Жил тогда в Ленинграде один литератор, довольно способный, но гаденький. Звали его Тиняков. Когда-то он сочинял очень неплохие стихи в неоклассическом стиле, но потом стал сотрудничать в черносотенных погромных листках. Потом ударился в похабщину и стал торговать из-под полы непристойными виршами.

Потом нашел себе другую профессию: повесил на шею плакат, начертал на нем крупными буквами слово «ПИСАТЕЛЬ» и встал на Литейном проспекте в позе стыдливого интеллигентного нищего.

Весь его облик был в полном соответствии с вывеской: волосы до плеч, бородка клинышком, в глазах благородная гражданская скорбь, И в довершение типичности: фетровая мягкая шляпа да изодранный порыжелый портфель.

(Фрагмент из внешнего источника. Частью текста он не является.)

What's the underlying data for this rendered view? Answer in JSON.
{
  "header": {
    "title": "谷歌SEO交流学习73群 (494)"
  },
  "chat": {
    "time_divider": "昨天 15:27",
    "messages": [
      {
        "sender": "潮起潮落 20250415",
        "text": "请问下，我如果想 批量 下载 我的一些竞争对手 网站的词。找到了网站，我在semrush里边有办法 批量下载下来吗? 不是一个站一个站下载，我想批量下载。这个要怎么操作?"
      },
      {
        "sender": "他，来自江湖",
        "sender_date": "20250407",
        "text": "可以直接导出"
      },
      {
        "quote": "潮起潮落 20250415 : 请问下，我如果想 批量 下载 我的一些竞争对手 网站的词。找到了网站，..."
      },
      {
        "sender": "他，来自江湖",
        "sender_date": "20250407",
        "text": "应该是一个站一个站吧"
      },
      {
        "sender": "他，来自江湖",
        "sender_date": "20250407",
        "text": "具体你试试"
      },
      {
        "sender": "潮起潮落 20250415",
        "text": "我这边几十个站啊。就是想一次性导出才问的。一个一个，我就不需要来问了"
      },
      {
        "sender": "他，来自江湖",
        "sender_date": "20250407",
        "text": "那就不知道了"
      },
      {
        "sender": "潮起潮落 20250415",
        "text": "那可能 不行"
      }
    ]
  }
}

Деньги так и сыпались к писателю: сердобольные старушки, инвалиды, учителя и учительницы — люди, которые были гораздо беднее его, — охотно отдавали ему свои последние деньги.

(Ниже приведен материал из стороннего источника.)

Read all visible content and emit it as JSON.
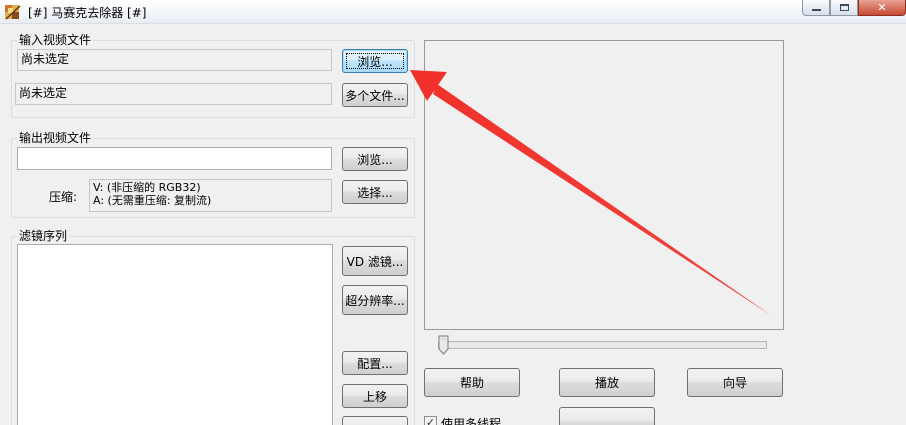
{
  "window": {
    "title": "[#] 马赛克去除器 [#]",
    "controls": {
      "minimize": "minimize",
      "maximize": "maximize",
      "close": "✕"
    }
  },
  "input_group": {
    "label": "输入视频文件",
    "file_status": "尚未选定",
    "batch_status": "尚未选定",
    "browse_button": "浏览...",
    "multi_file_button": "多个文件..."
  },
  "output_group": {
    "label": "输出视频文件",
    "output_path": "",
    "browse_button": "浏览...",
    "compression_label": "压缩:",
    "compression_video": "V: (非压缩的 RGB32)",
    "compression_audio": "A: (无需重压缩: 复制流)",
    "select_button": "选择..."
  },
  "filter_group": {
    "label": "滤镜序列",
    "vd_filter_button": "VD 滤镜...",
    "super_resolution_button": "超分辨率...",
    "configure_button": "配置...",
    "move_up_button": "上移"
  },
  "actions": {
    "help_button": "帮助",
    "play_button": "播放",
    "wizard_button": "向导",
    "multithread_label": "使用多线程"
  },
  "slider": {
    "position": 0
  },
  "colors": {
    "annotation_arrow": "#f0302a",
    "focus_border": "#3c7fb1",
    "window_bg": "#f0f0f0"
  },
  "icons": {
    "app": "mosaic-app-icon",
    "check": "checkbox-check-icon"
  }
}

Было ему в то время лет тридцать семь, а пожалуй, и меньше. К вечеру, когда его рваный портфель был порядком отягощен медяками, он снимал свою бесстыжую вывеску и направлялся в закусочную, где услаждал себя дорогими питиями и яствами, недоступными для большинства ленинградцев. Это повторялось ежедневно из месяца в месяц.

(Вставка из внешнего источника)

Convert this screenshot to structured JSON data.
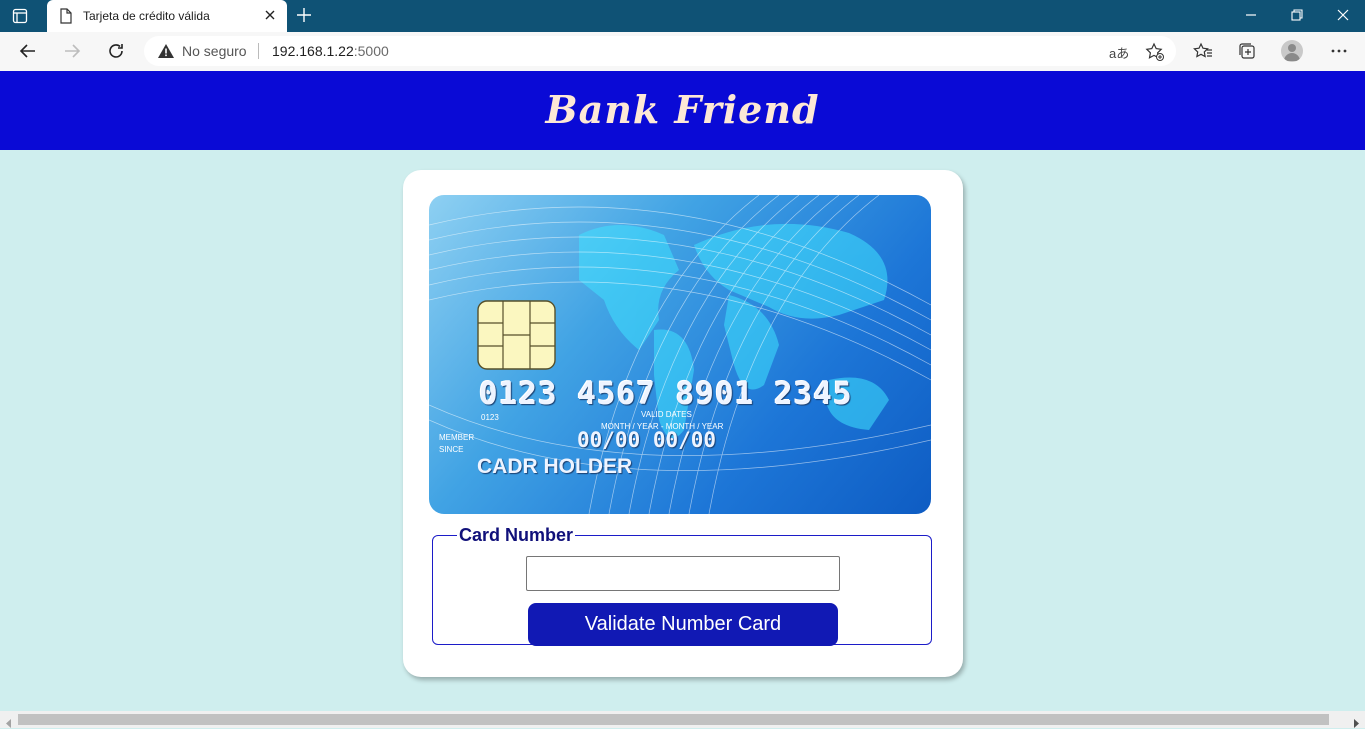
{
  "browser": {
    "tab_title": "Tarjeta de crédito válida",
    "security_label": "No seguro",
    "url_host": "192.168.1.22",
    "url_port": ":5000",
    "read_aloud_glyph": "aあ"
  },
  "header": {
    "brand": "Bank Friend"
  },
  "card": {
    "number": "0123 4567 8901 2345",
    "small_number": "0123",
    "valid_dates_label": "VALID DATES",
    "month_year_label": "MONTH / YEAR - MONTH / YEAR",
    "dates": "00/00  00/00",
    "member_label": "MEMBER",
    "since_label": "SINCE",
    "holder": "CADR HOLDER"
  },
  "form": {
    "legend": "Card Number",
    "input_value": "",
    "button_label": "Validate Number Card"
  },
  "colors": {
    "header_bg": "#0a0ad6",
    "page_bg": "#cfeeee",
    "button_bg": "#1119b4",
    "tabbar_bg": "#0f5275"
  }
}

Все мы видели этого нищего и брезгливо сторонились его.

Никто и не подумал о том, чтобы как-нибудь изменить его жизнь.

Но вот по Литейному прошел Зощенко (кажется, вместе со Стеничем), и на глаза ему попался Тиняков.

— Сколько денег, — сурово спросил он у нищего, — вы добываете в месяц при помощи этой комедии?

Тот задумался:

— Сорок червонцев.

— Вот вам двадцать за полмесяца вперед, — и сейчас же уходите отсюда! Не позорьте литературу… ступайте!

Нищий взял деньги, заулыбался, закланялся, снял с шеи свою вывеску и сказал деловито:

— За остальными я приду к вам в редакцию. Ровно через две недели…

Но, едва только Зощенко ушел от него, он снова напялил вывеску и вернулся на прежнее место.

Зощенко, увидев его на обратном пути, потребовал, чтобы он сейчас же ушел и не смел возвращаться сюда.

Нищий неохотно покорился.

По прошествии нескольких дней я, проходя со Стеничем мимо Летнего сада, увидел Тинякова у самых ворот, возле урны, с той же постной физиономией мученика, с той же вывеской и с тем же портфелем.

— Но ведь вы обещали Михаилу Михайловичу…

— Обещал насчет Литейного. И свято держу свое слово. А насчет Летнего сада у нас разговора не было! — ответил «писатель» с нагловатой усмешкой. — К тому же я продешевил… по наивности…

Впрочем, дело не в нем, а в Михаиле Михайловиче, который не мог допустить, чтобы звание писателя было втоптано в грязь.

Когда я под свежим впечатлением заносил в свой дневник краткую запись о встрече с «писателем», мне и в голову не приходило, что она, эта встреча, будет впоследствии подробно описана Зощенко в одной из заключительных глав его автобиографической повести «Перед восходом солнца».

В этой главе, которая сейчас передо мною, нищий изображен превосходно — горячими, эмоциональными красками. Зощенко был потрясен его откровенным цинизмом.

Их встреча на Литейном, оказывается, была не последней.

«Я, — пишет Зощенко, — встретил Тинякова год спустя. Он уже потерял человеческий облик. Он был грязен, пьян, оборван. Космы седых волос торчали из-под шляпы. На его груди висела картонка с надписью: «Подайте бывшему поэту». Хватая за руки прохожих и грубо бранясь, Тиняков требовал денег.

Образ этого поэта, образ нищего, остался в моей памяти как самое ужасное видение из всего того, что я встретил в моей жизни».